JC – Passada esta fase, será que viveremos com o novo coronavírus da mesma forma com que passamos a conviver com a circulação dos vírus da gripe?

TEREZA LYRA – Acredito que essa é a tendência baseada na experiência com vírus que vão surgindo. Numa epidemia como a atual, o novo coronavírus encontrou a humanidade susceptível. Antes de pandemia acontecer, ninguém havia tido covid-19. Então, todos somos susceptíveis; a gente tem imunidade zero. E estamos falando de um vírus que têm RNA como material genético. Ou seja, o coronavírus tem uma capacidade de mutação muito rápida. O vírus que começou em Wuhan, na China, já não é o mesmo dos Estados Unidos. Vírus como este vão se adaptando também ao perfil populacional, ao perfil etário e ao clima. Provavelmente o que vai acontecer é que, neste ano e no próximo, o mundo ainda tenha grandes picos de epidemia do novo coronavírus e depois surtos momentâneos, como acontece com a gripe sazonal, que faz os países esperarem anualmente um aumento de casos, mas nada na dimensão atual.

JC – A situação de enfrentamento à covid-19 se torna mais complexa para o Brasil porque, já antes da pandemia, o País já estava em condições socioeconômicas fragilizadas?
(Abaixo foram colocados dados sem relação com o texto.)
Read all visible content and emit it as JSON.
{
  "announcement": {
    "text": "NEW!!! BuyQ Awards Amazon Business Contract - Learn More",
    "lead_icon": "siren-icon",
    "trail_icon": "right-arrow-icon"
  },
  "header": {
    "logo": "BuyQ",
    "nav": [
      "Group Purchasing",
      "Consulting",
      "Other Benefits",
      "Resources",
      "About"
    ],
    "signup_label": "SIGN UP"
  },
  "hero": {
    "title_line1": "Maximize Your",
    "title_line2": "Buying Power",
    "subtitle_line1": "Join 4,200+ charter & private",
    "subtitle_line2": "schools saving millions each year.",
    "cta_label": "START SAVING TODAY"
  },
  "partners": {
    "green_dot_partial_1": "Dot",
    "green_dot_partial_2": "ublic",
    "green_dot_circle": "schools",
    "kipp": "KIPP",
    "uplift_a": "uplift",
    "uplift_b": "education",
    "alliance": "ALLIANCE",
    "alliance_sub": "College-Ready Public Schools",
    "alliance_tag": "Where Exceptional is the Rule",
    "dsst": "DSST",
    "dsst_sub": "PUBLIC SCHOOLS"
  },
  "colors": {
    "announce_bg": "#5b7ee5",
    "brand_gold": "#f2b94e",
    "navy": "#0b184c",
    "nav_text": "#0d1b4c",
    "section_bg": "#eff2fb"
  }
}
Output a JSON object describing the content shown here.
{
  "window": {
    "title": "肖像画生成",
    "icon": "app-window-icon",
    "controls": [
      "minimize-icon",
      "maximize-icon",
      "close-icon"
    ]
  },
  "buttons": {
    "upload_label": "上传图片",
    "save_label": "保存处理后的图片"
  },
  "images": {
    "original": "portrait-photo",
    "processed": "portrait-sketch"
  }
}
TEREZA LYRA – Tivemos recentemente reformas de políticas públicas cruciais, como a da previdência e a dos vínculos trabalhistas. Estamos diante de uma massa que não tem segurança de vínculo trabalhista. A sociedade foi sendo pulverizada, e essas pessoas estão praticamente em desespero porque a fonte de renda delas era diária. Elas ganhavam diariamente o que iriam comer naquele dia. Então, essa quebra dos direitos sociais vai ter uma repercussão terrível. Não é à toa que as pessoas que se contrapõem ao isolamento social estão usando isso como arma.

JC – Consegue ser otimista diante que tudo a que assistimos?

TEREZA LYRA – Não, até porque, ao longo de um século, esta é a primeira pandemia que paralisa o mundo por completo, o que já é motivo de grande inquietação. E mais: estamos numa situação de vulnerabilidade política como o Brasil nunca viveu. A gente assistiu ao presidente (Jair Bolsonaro) conclamando as pessoas a voltarem para rua! Como pode? A gente vive numa sociedade estruturalmente racista, excludente, que tem dificuldade em compreender que a sociedade igualitária é benéfica para todos. Não sou uma pessoa catastrófica: o mundo não vai acabar por causa do novo coronavírus, mas vai sofrer muito. É uma oportunidade que a sociedade mundial tem de repensar. A grande lição que esta pandemia vai mostrar é que os governos precisam ser fortes nos sistemas de proteção social e de políticas públicas de saúde.